Quant à savoir s’ils trichent ici ou là, dur à dire. Mais le temps n’aidera pas au respect des consignes ici, assurément. « Avec la troisième vague, peut-être que ce groupe aura tendance à enfreindre les règles. Pas tout le monde, mais certains, oui, si le besoin de socialiser est tel que cela nuit à la santé mentale. Ça fait longtemps que ça dure… »

Pour Kim Lavoie (qui note au passage que les tricheurs sont davantage des hommes et des jeunes de moins de 25 ans), la variable clé est ici la « perception de l’importance des consignes ». « On vit dans une société très centrée sur soi, notre propre bien-être, résume-t-elle. On demande aux gens d’agir par solidarité, quand ils ne sont pas nécessairement solidaires. »

Conseil de psy 

Gare à l’« emballement », prévient Lysanne Goyer. « Nous avons tous un effort à faire pour atteindre l’objectif de déconfiner. »

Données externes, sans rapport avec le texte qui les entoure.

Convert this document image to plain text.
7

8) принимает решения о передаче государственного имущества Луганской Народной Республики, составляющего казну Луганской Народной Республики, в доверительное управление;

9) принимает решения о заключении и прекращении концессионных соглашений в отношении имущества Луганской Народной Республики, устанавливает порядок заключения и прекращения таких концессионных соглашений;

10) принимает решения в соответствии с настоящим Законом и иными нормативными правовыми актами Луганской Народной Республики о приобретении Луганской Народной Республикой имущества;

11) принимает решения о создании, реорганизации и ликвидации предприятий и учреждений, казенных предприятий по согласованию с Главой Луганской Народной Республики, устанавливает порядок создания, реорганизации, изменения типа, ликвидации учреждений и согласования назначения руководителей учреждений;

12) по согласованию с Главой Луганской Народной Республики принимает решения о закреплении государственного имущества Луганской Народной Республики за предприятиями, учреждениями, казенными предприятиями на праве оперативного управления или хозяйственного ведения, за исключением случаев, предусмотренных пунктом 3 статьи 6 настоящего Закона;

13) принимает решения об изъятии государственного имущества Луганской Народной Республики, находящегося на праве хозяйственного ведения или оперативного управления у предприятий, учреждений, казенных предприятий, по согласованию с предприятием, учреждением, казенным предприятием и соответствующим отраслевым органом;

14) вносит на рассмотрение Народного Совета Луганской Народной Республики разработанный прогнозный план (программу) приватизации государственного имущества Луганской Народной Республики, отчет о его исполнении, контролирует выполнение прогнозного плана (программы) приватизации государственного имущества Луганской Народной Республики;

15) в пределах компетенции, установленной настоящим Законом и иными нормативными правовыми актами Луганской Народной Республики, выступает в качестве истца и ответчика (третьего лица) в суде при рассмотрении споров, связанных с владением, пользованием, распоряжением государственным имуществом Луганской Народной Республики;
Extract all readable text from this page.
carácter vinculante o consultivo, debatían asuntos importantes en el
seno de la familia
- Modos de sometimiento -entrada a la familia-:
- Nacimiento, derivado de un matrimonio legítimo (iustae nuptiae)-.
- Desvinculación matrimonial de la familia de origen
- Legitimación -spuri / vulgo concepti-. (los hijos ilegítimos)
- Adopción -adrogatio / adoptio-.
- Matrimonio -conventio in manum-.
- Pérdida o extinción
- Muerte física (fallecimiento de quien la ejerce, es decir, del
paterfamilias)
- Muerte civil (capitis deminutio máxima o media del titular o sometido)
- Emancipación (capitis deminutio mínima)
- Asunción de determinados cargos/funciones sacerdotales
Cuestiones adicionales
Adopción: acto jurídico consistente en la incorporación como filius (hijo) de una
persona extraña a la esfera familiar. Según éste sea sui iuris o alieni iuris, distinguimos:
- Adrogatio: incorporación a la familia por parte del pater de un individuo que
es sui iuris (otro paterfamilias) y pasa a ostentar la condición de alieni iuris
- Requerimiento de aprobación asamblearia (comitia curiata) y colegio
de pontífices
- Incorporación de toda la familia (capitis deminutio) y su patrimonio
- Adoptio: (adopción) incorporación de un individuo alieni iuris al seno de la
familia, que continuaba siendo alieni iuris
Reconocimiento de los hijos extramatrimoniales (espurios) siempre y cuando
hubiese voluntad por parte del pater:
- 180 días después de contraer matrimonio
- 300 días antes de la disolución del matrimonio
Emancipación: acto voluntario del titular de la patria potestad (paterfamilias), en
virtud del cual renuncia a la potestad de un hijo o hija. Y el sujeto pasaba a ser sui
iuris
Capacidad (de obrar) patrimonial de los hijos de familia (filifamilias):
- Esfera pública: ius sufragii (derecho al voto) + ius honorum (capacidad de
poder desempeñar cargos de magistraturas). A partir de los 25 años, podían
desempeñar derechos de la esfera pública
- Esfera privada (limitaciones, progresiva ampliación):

PHOTO ALAIN ROBERGE, LA PRESSE

Dominic Bourdages, vice-président de CROP

Le point sur la tricherie

Pressés ou pas de déconfiner, les Québécois demeurent respectueux des consignes sanitaires, tient ici à souligner Dominic Bourdages, vice-président chez CROP. À preuve : « Le niveau d’accord avec toutes les mesures sanitaires est encore très élevé. Même le niveau d’accord avec le couvre-feu a augmenté depuis janvier. » Le dernier sondage CROP réalisé fin mars révèle en effet que 91 % des répondants pensent qu’il est de « notre devoir à tous de suivre les règles de la Santé publique ». L’appui en faveur du couvre-feu a même augmenté de 70 % à 74 % depuis janvier. Même si, par ailleurs, près de la moitié (46 %) des répondants considèrent que les restrictions ont « assez duré ». « Les gens comprennent qu’on est dans le dernier mile, qu’il faut encore être sérieux. Mais ça ne les empêche pas d’être tannés, analyse Dominic Bourdages. Être tanné ne veut pas dire être irresponsable. […] Il y a là un message de société : il y a des mesures en place, on y croit encore. […] Oui, on est tannés, mais on est encore fédérés par un objectif commun. »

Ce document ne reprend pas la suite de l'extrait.